Another thing that makes moral decision-making difficult is the reality of moral dilemmas. That's where it seems like two moral values come into conflict in a particular situation, and you have to choose the lesser of two evils, or the greater of two goods, and it's hard to decide between them. The classic example is harboring Jews during the holocaust. What do you do when the Nazi's knock on your door and ask, "Do you have any Jews here?" Well, on the one hand, you have this moral imperatives that says it's wrong to lie. But on the other hand, you have this moral imperatives that says it's wrong to send innocent people to their doom, and you ought to protect them. But in this situation you can't do both at the same time. This may not be the best scenario, because I think it's clear in this scenario that you would be morally justified in lying. My point, though, is that there are some situations where it just isn't clear what the right thing to do is. That's why people have disagreements.

Maybe a better scenario is the abortion debate. I mentioned before that in most cases, the difference in moral views about abortion can be attributed, not to a difference in moral values, but to a difference in opinion about the facts informing those values. People differ on the status of the unborn--whether they are humans or persons or whatever. But there are a few pro-choice people who will agree that the unborn are human beings with personhood and all that, but they nevertheless think abortion is okay. They argue like so:

1. A woman has a right to sovereignty over her own body.
2. Abortion involves a woman excercizing sovereignty over her own body.
3. Therefore, a woman has a right to abortion.

From this argument, you can see that there are two moral values that come into conflict. There's a humans being's right to life on the one hand, and there's a woman's right to sovereignty over her own body on the other hand. Both pro-life people and pro-choice people agree with both values. Where they disagree is in which value ought to take precedence in the case of pregnancy. Pro-life people think the right to life trumps the right to sovereignty over your own body. Pro-choice people think the right to sovereignty over your own body trumps the right to life.

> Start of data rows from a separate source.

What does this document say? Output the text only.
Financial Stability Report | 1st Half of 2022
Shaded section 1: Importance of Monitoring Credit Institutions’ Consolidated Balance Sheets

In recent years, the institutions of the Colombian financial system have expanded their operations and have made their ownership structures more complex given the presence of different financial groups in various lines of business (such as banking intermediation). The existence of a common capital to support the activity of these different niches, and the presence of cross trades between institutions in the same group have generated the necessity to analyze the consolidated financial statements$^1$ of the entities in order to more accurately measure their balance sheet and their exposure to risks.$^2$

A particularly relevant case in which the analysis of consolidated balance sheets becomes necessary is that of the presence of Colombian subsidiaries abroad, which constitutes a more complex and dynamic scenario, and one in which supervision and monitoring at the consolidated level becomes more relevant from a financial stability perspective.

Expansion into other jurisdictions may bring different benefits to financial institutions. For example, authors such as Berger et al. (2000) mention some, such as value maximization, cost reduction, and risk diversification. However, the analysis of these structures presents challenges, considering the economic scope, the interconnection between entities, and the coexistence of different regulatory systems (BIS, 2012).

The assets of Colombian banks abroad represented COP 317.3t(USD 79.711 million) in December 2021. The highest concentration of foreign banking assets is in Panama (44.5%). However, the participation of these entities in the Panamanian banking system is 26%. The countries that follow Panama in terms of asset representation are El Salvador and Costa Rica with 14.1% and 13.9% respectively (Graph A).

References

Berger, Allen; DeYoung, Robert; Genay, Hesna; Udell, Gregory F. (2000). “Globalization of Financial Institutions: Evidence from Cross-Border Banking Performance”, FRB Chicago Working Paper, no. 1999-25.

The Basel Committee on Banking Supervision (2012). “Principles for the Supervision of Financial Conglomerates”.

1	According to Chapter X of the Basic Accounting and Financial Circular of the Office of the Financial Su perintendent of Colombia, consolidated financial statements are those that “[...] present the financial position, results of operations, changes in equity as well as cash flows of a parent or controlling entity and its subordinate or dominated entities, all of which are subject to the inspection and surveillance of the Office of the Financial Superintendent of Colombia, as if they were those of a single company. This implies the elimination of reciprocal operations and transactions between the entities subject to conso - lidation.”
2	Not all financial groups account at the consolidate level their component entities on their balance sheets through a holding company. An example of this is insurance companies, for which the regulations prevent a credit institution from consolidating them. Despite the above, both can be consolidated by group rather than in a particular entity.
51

But if you think about it, it makes no sense at all for people to debate moral problems if there are no objective moral values. When people debate, they're trying to show that their view is right and the other person's view is wrong. But if morals are subjective, then arguing over a moral issue is just as ridiculous as arguing over whether ice cream tastes good. The only way for one person to be correct and another person to be incorrect is if there is a correct answer--and objective truth about morality. It's BECAUSE there are objective moral values that moral debate is meaningful. So disagreements in morality don't disprove that there are no objectively true answers, nor that they they can be known.

I'm sending your book and tapes tomorrow. Isn't that exciting?